Cyanobacteria are also the microbial group with the most detailed and complete taxonomic classification of all cyanobacterial ASVs identified, with many taxa assigned to recently described or revised cyanobacteria (Figure 2; Supplementary Figure 1). Immense progress has been made in the past 3 decades examining and describing soil cyanobacteria diversity in drylands using the polyphasic approach (see recent work by Mühlsteinová et al., 2014a,b; Pietrasiak et al., 2014a,b, 2019, 2021; Osorio-Santos et al., 2014; Bohunická et al., 2015; Becerra-Absalón et al., 2019; Jung et al., 2020b; Fernandes et al., 2021; Baldarelli et al., 2022). This underlines the importance of taxonomic studies in microbiology in the current era, as newly erected or revised microbial species are linked to DNA based phylogenetic benchmarks, which in turn allows for improved operational taxonomic units (OTU) and ASV classification obtained in next generation sequencing surveys. However, this study still demonstrates the potential of discovering unclassifiable clades of cyanobacteria up to the order level, and thus underscores how much more taxonomic work remains to be done.
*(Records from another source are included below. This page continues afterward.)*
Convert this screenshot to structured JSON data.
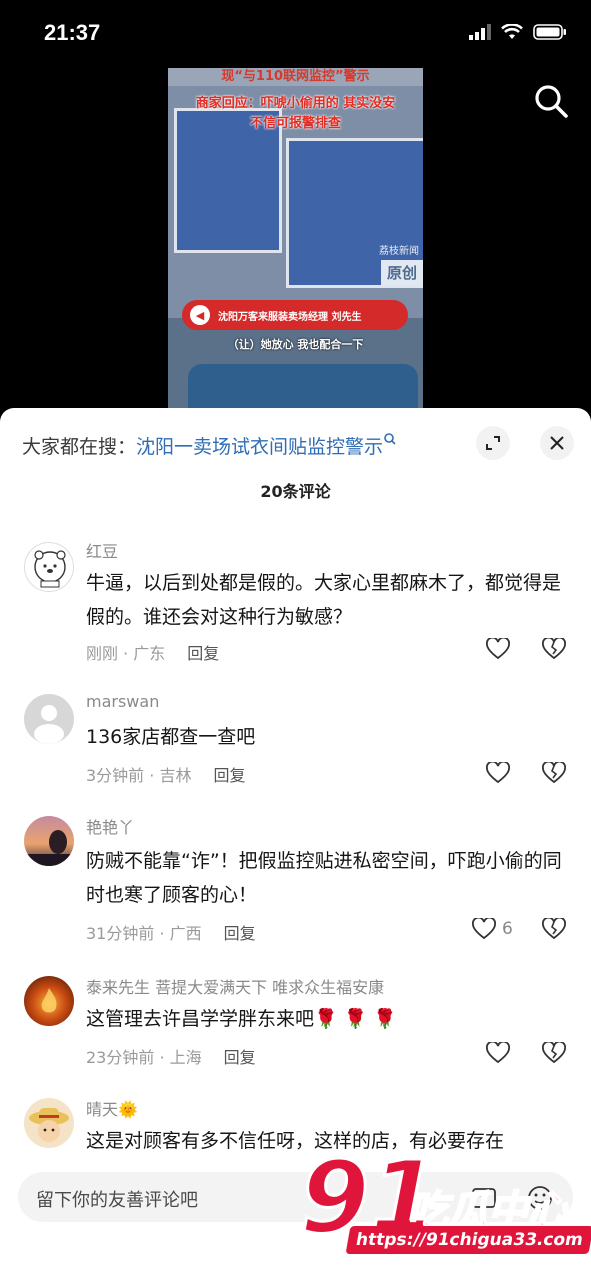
{
  "status_bar": {
    "time": "21:37"
  },
  "video": {
    "top_caption": "现“与110联网监控”警示",
    "caption_line1": "商家回应：吓唬小偷用的 其实没安",
    "caption_line2": "不信可报警排查",
    "source_watermark": "荔枝新闻",
    "original_badge": "原创",
    "name_bar": "沈阳万客来服装卖场经理 刘先生",
    "subtitle": "（让）她放心 我也配合一下"
  },
  "sheet": {
    "hot_search_prefix": "大家都在搜：",
    "hot_search_query": "沈阳一卖场试衣间贴监控警示",
    "comment_count": "20条评论"
  },
  "comments": [
    {
      "name": "红豆",
      "text": "牛逼，以后到处都是假的。大家心里都麻木了，都觉得是假的。谁还会对这种行为敏感？",
      "time": "刚刚 · 广东",
      "reply": "回复",
      "likes": ""
    },
    {
      "name": "marswan",
      "text": "136家店都查一查吧",
      "time": "3分钟前 · 吉林",
      "reply": "回复",
      "likes": ""
    },
    {
      "name": "艳艳丫",
      "text": "防贼不能靠“诈”！把假监控贴进私密空间，吓跑小偷的同时也寒了顾客的心！",
      "time": "31分钟前 · 广西",
      "reply": "回复",
      "likes": "6"
    },
    {
      "name": "泰来先生 菩提大爱满天下 唯求众生福安康",
      "text": "这管理去许昌学学胖东来吧🌹 🌹 🌹",
      "time": "23分钟前 · 上海",
      "reply": "回复",
      "likes": ""
    },
    {
      "name": "晴天🌞",
      "text": "这是对顾客有多不信任呀，这样的店，有必要存在",
      "time": "",
      "reply": "",
      "likes": ""
    }
  ],
  "input": {
    "placeholder": "留下你的友善评论吧"
  },
  "watermark": {
    "logo_number": "91",
    "logo_name": "吃瓜中心",
    "url": "https://91chigua33.com"
  },
  "colors": {
    "link_blue": "#2f6db5",
    "brand_red": "#e0153c"
  },
  "icons": [
    "search-icon",
    "expand-icon",
    "close-icon",
    "heart-icon",
    "broken-heart-icon",
    "image-icon",
    "emoji-icon"
  ]
}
Archaea was least diverse in phylogenetic and species diversity dominated by only three phyla and six families (Supplementary Table 6). However, we detected the presence of taxa important for carbon and nitrogen cycling. Nitrososphaeraceae, phylum Thaumarcheota, had an extremely high abundance in all soils with over 98% relative abundance, except for P-COLL where abundance dropped to 95%. Our ASVs related closely with Nitrososphaera and Nitrosocosmicus spp., both ammonia-oxidizing archaea. These two genera are biogeochemically interesting as they contribute to nitrification in soils via ammonia oxidation pathways, but also in the process fix carbon dioxide via chemolithotrophy (Lehtovirta-Morley et al., 2016; Alves et al., 2019; Sauder et al., 2020). However, their role in dryland carbon cycling has not been explored yet. In P-COLL Methanobacterium, phylum Euryarcheota, and a few unclassifiable haloarchaeote and euryarchaeote ASVs were found with >1% relative abundance, indicating ephemerally ponding and subsequent anoxic conditions.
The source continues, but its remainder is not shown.